Kultur

Nadja Bernhard und Hans Bürger: "Wir steigen nicht in den Ring"

KURIER: Warum moderieren Sie die „ Sommergespräche“ heuer zu zweit?

Nadja Bernhard: Warum nicht (lacht)? Da war einfach der Gedanke: Wie kann man bei den „Sommergesprächen“ etwas Neues machen? Wir sind jetzt nicht in der Stadt, sondern am Land, und eben zu zweit.

Wie werden Sie sich die Fragen aufteilen?

Bernhard: Natürlich werden wir einen Leitfaden haben, aber der ist sehr lose. Und dadurch, dass ein „Sommergespräch“ 50 Minuten dauert, bietet es sich ja wirklich an, die Leine lose und das Gespräch offen zu lassen. Man muss da nicht unbedingt auf eine Frage insistieren und sagen „Das haben Sie mir jetzt aber nicht beantwortet“, sondern kann mit den Politikernwirklich in ein tief gehendes Gespräch finden.

Was ist ein gutes Interview?

Bernhard: Wenn man etwas Neues erfährt.

Hans Bürger: Genau, wenn man nach diesen 50 Minuten ein bisschen mehr weiß über diese Person als vorher. Die Politiker sagen eh fast immer das Gleiche, das heißt, es wird an uns liegen, einmal andere Fragen zu stellen.

Wann haben Sie denn das letzte Mal etwas Neues erfahren von einem Politiker oder waren überrascht?

Bernhard: Also überrascht bin ich schon immer wieder.
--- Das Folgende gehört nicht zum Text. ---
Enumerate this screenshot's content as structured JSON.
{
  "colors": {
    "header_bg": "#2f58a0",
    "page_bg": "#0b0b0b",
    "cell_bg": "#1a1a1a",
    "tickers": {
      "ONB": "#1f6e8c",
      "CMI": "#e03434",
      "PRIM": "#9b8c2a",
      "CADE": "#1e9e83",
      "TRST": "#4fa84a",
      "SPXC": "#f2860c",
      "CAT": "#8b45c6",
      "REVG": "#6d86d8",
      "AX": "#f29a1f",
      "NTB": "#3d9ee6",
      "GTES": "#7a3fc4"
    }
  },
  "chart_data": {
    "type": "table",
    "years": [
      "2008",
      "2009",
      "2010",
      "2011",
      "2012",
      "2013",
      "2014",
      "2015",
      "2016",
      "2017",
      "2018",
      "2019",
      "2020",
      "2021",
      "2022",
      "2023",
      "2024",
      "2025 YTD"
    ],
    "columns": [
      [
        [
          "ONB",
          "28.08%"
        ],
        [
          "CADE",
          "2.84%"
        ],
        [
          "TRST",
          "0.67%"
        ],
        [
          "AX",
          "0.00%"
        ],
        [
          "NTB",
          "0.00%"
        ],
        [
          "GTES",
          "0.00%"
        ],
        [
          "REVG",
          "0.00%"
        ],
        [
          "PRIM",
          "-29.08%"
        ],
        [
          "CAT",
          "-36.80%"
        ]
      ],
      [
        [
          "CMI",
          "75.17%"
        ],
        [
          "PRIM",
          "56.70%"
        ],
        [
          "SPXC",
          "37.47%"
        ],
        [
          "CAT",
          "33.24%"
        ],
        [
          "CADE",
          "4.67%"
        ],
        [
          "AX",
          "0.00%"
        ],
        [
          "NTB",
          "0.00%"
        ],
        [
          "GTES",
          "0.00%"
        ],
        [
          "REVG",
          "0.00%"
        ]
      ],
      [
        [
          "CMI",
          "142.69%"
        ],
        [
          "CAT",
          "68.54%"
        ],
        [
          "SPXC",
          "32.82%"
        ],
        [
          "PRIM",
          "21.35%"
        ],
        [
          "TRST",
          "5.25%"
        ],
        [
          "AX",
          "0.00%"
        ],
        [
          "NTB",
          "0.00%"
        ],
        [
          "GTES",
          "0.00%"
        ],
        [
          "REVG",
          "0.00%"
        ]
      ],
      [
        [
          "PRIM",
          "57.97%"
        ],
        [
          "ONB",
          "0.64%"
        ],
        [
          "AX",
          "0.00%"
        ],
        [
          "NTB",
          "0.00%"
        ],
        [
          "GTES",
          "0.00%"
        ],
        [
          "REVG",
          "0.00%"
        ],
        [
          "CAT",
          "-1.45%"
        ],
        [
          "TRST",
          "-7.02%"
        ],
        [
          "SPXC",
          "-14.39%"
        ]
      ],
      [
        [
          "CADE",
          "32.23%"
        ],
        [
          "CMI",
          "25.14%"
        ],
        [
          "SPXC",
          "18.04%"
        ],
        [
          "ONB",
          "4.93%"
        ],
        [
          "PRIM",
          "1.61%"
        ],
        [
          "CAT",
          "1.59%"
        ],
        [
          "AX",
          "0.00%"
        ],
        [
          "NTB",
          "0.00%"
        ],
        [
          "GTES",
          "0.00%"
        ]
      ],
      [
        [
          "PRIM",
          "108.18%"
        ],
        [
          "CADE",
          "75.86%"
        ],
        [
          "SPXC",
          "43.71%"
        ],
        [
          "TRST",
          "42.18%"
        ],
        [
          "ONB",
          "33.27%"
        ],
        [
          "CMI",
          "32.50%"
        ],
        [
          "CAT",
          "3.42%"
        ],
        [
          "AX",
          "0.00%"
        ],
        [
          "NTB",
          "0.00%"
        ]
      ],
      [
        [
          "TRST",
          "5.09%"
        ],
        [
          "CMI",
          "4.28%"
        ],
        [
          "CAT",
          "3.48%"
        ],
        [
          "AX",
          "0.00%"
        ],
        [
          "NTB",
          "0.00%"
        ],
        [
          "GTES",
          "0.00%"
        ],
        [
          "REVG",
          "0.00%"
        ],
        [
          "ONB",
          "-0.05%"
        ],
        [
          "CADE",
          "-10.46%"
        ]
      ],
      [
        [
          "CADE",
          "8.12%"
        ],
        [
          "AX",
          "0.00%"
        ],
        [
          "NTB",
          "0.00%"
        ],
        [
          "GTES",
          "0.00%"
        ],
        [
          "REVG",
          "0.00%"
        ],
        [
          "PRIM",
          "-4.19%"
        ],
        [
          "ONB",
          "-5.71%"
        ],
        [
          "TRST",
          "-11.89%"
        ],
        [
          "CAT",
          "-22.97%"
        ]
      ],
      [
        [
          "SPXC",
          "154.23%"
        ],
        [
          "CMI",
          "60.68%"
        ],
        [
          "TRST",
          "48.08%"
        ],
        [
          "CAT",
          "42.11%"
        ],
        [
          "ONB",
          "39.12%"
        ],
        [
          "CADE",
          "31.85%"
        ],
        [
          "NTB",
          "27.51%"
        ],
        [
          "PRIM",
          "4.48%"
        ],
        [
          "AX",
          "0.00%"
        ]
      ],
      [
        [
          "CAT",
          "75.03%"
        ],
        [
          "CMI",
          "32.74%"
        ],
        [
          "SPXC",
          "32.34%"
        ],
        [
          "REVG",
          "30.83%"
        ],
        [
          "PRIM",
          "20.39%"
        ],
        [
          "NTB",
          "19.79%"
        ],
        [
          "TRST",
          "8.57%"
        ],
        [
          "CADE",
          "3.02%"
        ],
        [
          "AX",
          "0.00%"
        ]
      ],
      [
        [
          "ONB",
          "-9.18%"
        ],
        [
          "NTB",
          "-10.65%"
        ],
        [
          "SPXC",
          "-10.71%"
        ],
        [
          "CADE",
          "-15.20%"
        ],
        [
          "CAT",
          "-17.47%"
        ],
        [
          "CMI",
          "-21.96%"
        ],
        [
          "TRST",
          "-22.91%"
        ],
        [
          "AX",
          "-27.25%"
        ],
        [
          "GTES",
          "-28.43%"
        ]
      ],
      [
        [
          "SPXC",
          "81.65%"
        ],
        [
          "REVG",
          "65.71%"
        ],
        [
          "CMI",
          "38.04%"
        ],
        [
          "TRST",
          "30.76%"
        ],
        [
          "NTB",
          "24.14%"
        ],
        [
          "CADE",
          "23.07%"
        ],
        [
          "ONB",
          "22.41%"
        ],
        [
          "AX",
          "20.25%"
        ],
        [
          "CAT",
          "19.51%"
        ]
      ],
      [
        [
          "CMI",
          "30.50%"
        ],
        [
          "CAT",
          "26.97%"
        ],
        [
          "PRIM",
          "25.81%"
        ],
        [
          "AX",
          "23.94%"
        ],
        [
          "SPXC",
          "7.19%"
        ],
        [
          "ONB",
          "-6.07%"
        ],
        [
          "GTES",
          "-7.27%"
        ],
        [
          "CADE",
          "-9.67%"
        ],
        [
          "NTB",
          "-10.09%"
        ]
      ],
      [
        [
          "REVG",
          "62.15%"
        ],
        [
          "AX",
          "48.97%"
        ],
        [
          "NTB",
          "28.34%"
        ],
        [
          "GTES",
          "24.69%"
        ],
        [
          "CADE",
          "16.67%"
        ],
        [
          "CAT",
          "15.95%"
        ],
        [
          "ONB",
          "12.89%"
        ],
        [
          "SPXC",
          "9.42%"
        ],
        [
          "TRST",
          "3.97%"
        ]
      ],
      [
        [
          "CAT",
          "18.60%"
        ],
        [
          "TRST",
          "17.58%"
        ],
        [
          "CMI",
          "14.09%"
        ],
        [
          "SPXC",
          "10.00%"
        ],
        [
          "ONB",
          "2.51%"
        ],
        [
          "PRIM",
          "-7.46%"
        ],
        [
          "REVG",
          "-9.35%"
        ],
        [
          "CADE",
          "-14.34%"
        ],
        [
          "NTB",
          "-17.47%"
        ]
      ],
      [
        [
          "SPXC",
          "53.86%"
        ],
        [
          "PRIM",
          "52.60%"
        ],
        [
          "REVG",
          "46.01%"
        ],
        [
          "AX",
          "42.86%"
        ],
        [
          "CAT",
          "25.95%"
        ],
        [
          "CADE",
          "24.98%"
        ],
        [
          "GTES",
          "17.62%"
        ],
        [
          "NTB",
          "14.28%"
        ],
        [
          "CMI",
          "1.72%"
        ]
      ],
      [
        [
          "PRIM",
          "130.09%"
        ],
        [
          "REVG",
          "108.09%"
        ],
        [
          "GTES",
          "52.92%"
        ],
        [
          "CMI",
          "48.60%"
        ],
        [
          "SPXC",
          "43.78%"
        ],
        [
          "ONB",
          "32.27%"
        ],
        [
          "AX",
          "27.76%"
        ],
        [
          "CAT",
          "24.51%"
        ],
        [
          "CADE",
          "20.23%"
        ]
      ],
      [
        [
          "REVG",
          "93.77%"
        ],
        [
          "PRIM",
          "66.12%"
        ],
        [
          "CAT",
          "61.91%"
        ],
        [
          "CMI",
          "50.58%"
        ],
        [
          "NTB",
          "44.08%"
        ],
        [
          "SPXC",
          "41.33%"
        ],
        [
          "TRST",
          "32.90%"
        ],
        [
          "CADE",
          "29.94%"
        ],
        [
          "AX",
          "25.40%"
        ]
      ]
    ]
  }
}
Bürger: Wenn es gelingt, in bestimmte persönliche Bereiche hineinzugehen, wo der- oder diejenige überhaupt nicht mit der Frage rechnet, kann es schon sein, dass Dinge kommen, die neu sind. Das ist natürlich bei Spitzenpolitikern wie Kanzler und Vizekanzler schwieriger. Die wissen, wie sie wo auftreten müssen. Und live in einer Stunde investigativen Journalismus zu betreiben, wo wir jemanden mit Unterlagen konfrontieren, dass der schwerst geschockt vom Sessel fällt – ich glaube, das wird’s wahrscheinlich nicht werden (lacht).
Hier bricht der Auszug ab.